Around 1,100 workers at P&O Ferries are to be made redundant as part of a plan to make the business “viable and sustainable”, the company said.
The proposal involves more than a quarter of the workforce losing their jobs.
A spokesman for Dover-based P&O Ferries said: “Since the beginning of the crisis, P&O Ferries has been working with its stakeholders to address the impact of the loss of the passenger business.
“It is now clear that right-sizing the business is necessary to create a viable and sustainable P&O Ferries to get through Covid-19.
“Regrettably, therefore, due to the reduced number of vessels we are operating and the ongoing downturn in business, we are beginning consultation proceedings with a proposal to make around 1,100 of our colleagues redundant.”
Jobs are at risk across all levels of the business, owned by DP World, which is based in Dubai.
It emerged in early April that P&O Ferries was seeking a £150 million bailout from the UK Government to avoid collapse, but no offer was made.
The PA news agency understands that the firm’s proposal was based on running its full complement of 21 ships.
But the company is now only operating 15 vessels, with reduced frequency, and expects to reach an agreement with the Government for a lower amount of money to secure critical supply routes.
Owing to measures taken by UK and European governments, we're operating with restrictions on some routes.— P&O Ferries (@POferries) April 1, 2020
Please see this link for up-to-date info on passenger routes: https://t.co/qojCRQKCri
Please see this link for up-to-date info on freight routes: https://t.co/p2d4HqsJK0 pic.twitter.com/bpMFrrkhRX
It emerged last month that DP World was set to pay shareholders a £270 million dividend.
A source told PA the firm was legally required to make the payment.
P&O began operating ferries in the 1960s.
Before the pandemic, its ships carried 8.4 million passengers on 27,000 sailings a year across the Channel, North Sea and Irish Sea.
Mick Cash, general secretary of the RMT union, said: “This is devastating news and an appalling betrayal of the P&O workforce.
“This is a kick in the teeth for P&O seafarers who have maintained key supply lines to the UK during the Covid-19 pandemic.
“What is utterly shameful is P&O have been kept afloat by our members and the taxpayer whilst their owners have been paying out hundreds of millions in dividends in Dubai and cooking up plans to permanently replace UK seafarers with low-cost seafarers from thousands of miles away.

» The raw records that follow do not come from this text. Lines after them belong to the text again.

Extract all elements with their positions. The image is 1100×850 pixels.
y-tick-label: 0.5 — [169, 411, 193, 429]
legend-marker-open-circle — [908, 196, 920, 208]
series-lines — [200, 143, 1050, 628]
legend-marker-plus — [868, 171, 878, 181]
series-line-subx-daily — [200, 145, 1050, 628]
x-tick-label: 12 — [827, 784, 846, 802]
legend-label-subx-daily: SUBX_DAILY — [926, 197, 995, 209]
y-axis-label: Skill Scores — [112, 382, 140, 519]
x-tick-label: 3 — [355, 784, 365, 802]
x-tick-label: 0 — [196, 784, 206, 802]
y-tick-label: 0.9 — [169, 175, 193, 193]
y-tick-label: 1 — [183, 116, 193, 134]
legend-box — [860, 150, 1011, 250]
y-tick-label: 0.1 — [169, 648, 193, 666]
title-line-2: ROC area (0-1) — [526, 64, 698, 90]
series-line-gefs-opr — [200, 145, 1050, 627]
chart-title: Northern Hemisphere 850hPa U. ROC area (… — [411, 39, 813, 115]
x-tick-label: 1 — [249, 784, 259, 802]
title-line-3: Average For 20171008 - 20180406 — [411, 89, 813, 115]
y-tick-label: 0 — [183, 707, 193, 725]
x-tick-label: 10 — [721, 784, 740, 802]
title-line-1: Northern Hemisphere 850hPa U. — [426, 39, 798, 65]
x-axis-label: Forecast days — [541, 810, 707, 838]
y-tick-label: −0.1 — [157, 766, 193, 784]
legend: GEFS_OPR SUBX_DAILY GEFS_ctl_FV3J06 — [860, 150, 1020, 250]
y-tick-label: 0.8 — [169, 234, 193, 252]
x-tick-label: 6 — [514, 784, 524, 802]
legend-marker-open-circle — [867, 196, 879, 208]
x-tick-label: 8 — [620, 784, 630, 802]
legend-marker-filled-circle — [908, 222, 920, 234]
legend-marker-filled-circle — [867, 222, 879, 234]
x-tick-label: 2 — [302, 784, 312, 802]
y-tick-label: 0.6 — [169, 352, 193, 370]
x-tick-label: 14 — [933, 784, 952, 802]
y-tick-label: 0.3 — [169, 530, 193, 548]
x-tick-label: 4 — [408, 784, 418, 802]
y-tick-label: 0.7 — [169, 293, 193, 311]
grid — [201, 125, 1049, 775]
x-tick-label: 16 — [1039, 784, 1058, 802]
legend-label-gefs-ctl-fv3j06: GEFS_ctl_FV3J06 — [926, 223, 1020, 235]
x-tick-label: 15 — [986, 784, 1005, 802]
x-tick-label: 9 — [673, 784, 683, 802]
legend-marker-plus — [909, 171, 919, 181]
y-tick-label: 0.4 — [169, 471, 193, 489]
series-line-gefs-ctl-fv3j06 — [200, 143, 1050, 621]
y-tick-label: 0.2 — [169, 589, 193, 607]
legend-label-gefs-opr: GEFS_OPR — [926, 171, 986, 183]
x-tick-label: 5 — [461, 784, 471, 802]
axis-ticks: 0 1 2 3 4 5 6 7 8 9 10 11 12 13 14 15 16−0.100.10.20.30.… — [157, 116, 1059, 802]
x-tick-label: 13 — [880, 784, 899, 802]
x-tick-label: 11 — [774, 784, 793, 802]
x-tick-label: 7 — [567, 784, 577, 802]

“This is an attack on British seafarers, crew and the biggest fear is that these jobs will never return to Dover or Hull. But you can guarantee that P&O ferries will still be running passenger ferry services from those ports to protect their owner’s profits at the country’s expense.
“We are seeking urgent talks with the company and will fight tooth and nail against these job losses and we are calling on the Government to step in now and nationalise these services to protect jobs and the UK’s maritime interests.”